I read Eleven Minutes by Paolo Coelho on flights from Phoenix to Oklahoma City (This is both a testament to what a quick read this book was, and how inconvenient and lengthy it is to travel to Oklahoma City). In the midst of all the turmoil that is one’s mid-twenties, my boyfriend and I have often found ourselves enmeshed in disagreements about our lives, our futures, and where we go from here. We are at a junction where we must make deliberate and big decisions about what we want from life, and this frequently means considering how one another factors into these choices. Eleven Minutes was a refreshing reminder of what love is, how we show our love, and the effect it can have on your life. It was also a peaceful and reflective respite from airports.
Lastly, I wrapped up this month’s books and this challenge’s 10th book with The Marriage Plot, written by one of my absolute favorite writers, Jeffrey Eugenides. He specializes in the heartwarmingly bizarre coming-of-age story, and this book certainly fell within the scope of that specialty. When my boyfriend saw the title of this book, he jokingly rolled his eyes and said, “Now you’re reading books on it too?!” And even though this novel isn’t exactly a promotion of marriage, he has a point. In our post-grad, fumbling years of young adulthood, marriage is something that frequently crosses many of our minds. The Marriage Plot is a restorative reminder that this curiosity towards love and commitment is normal–as is the resultant uncertainty–and that there’s also more to life than rushing head-first into domesticity, so we don’t need to panic about finding The One right off the bat. It’s a message we know, but one that is still good to hear from time to time.

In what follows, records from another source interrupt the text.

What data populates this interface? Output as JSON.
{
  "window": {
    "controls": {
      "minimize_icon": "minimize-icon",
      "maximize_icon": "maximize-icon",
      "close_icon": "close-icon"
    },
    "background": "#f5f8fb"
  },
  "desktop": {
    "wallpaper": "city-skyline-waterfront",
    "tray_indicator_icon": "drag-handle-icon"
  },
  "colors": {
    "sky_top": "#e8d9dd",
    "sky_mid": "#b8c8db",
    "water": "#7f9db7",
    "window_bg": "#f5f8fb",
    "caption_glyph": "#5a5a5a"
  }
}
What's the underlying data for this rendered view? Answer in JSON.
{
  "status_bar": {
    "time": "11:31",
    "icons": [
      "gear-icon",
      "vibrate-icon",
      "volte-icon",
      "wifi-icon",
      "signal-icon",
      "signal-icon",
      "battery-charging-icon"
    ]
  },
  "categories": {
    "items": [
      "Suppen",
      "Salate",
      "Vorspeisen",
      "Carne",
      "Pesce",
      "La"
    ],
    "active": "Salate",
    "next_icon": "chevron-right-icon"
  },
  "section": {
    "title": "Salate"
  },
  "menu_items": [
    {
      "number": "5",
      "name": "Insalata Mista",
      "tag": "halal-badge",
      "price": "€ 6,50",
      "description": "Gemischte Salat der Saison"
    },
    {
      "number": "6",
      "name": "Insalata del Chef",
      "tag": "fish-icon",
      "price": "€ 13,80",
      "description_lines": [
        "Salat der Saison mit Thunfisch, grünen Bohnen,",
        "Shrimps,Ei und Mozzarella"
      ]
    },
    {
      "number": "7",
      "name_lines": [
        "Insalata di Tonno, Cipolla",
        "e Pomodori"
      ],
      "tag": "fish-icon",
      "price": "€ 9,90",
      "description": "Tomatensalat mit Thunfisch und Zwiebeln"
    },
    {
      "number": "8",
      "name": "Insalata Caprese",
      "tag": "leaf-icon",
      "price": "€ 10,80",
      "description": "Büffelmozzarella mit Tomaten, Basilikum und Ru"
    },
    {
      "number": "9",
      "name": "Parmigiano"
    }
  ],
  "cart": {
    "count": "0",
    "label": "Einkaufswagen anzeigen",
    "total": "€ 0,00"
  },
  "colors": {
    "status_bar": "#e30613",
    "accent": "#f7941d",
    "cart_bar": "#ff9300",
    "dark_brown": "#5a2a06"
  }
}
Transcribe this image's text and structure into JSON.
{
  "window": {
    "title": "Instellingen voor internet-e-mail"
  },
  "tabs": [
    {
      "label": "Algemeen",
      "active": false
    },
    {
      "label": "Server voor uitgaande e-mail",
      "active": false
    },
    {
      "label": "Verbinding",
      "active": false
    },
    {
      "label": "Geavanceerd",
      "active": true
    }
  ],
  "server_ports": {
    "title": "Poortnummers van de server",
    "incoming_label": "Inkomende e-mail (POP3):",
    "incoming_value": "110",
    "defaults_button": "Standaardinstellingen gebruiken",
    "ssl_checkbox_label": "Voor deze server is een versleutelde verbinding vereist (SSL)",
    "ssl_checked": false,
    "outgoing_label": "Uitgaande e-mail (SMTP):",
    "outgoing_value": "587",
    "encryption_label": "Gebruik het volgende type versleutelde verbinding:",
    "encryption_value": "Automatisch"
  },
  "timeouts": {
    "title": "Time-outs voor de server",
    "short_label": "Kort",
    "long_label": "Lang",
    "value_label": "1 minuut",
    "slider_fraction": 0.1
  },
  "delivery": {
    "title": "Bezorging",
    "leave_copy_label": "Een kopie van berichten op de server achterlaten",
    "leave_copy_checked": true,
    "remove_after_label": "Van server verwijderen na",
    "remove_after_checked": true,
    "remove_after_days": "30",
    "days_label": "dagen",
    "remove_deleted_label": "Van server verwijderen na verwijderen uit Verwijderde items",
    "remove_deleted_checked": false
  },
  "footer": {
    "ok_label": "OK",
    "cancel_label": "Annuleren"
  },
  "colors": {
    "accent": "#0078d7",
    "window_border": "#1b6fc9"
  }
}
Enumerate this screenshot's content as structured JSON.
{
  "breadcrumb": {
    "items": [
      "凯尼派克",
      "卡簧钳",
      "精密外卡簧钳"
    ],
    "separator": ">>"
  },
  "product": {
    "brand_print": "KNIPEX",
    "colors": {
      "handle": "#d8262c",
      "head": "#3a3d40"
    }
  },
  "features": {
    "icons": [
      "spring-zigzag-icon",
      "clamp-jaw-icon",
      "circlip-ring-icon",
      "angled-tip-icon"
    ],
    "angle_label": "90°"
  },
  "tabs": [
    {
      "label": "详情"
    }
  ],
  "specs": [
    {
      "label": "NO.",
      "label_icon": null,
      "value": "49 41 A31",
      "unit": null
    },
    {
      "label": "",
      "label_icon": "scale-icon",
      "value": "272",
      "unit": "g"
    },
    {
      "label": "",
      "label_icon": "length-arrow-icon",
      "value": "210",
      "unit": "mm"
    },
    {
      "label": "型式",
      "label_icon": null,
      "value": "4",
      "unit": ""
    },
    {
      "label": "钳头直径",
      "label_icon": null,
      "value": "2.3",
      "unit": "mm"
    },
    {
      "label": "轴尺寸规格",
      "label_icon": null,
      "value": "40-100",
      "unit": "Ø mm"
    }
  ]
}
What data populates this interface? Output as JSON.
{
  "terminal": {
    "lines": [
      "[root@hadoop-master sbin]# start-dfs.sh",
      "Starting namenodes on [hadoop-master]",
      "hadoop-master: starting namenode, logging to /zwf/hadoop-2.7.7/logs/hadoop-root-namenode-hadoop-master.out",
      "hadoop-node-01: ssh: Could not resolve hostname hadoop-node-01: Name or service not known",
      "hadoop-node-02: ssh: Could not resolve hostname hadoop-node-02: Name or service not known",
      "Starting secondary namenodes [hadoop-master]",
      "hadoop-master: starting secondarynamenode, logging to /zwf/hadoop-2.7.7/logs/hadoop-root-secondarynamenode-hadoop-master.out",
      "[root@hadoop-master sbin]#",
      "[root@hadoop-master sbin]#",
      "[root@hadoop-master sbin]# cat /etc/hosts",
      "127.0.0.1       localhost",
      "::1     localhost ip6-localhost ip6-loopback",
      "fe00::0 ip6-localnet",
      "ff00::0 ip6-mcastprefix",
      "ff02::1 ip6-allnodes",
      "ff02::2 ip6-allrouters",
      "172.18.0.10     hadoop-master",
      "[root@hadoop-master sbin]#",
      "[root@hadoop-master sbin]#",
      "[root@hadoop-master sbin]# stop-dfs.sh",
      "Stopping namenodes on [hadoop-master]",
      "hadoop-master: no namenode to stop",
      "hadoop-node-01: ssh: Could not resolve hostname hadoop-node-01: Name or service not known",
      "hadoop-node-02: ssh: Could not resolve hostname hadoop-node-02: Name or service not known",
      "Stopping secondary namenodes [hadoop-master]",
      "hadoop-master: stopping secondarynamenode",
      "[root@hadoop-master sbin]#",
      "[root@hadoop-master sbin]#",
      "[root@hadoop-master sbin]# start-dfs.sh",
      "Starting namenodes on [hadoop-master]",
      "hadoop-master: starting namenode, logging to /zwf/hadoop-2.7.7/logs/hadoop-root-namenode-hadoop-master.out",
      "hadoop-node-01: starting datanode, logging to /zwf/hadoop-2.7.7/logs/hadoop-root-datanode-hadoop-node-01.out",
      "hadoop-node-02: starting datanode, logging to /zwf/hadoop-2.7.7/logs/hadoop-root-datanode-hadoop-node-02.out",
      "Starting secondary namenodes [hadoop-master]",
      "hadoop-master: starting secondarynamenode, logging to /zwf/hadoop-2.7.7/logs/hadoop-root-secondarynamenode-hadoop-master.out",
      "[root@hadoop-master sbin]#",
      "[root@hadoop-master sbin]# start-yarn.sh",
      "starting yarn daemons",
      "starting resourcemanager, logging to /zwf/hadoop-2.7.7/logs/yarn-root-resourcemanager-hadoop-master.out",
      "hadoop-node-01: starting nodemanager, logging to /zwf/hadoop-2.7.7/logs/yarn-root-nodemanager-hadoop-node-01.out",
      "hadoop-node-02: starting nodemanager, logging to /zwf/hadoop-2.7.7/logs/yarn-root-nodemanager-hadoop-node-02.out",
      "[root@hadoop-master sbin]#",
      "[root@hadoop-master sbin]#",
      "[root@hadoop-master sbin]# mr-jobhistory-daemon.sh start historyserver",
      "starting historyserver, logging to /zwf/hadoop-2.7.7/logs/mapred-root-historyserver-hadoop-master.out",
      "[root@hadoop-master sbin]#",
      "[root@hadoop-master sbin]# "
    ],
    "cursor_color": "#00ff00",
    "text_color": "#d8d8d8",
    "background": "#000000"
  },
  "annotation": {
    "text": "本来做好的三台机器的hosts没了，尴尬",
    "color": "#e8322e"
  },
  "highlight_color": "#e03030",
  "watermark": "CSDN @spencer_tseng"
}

I’ve got some big things in the works–turning 25 in May, heading to Europe with my boyfriend and best friends in June, starting a new career in July (again, details once it’s closer)–and I panic about all these milestones, like any (semi) normal person. It’s wonderful to have the stories of unlikely and insightful heroes and their beautifully uncommon plights to join me on the journey. And yes, I’ve realized my monthly reflections have often expressed gratitude for the hapless and surprising adventures of the quirky heroes–but hey, I guess the right books find you when you need them!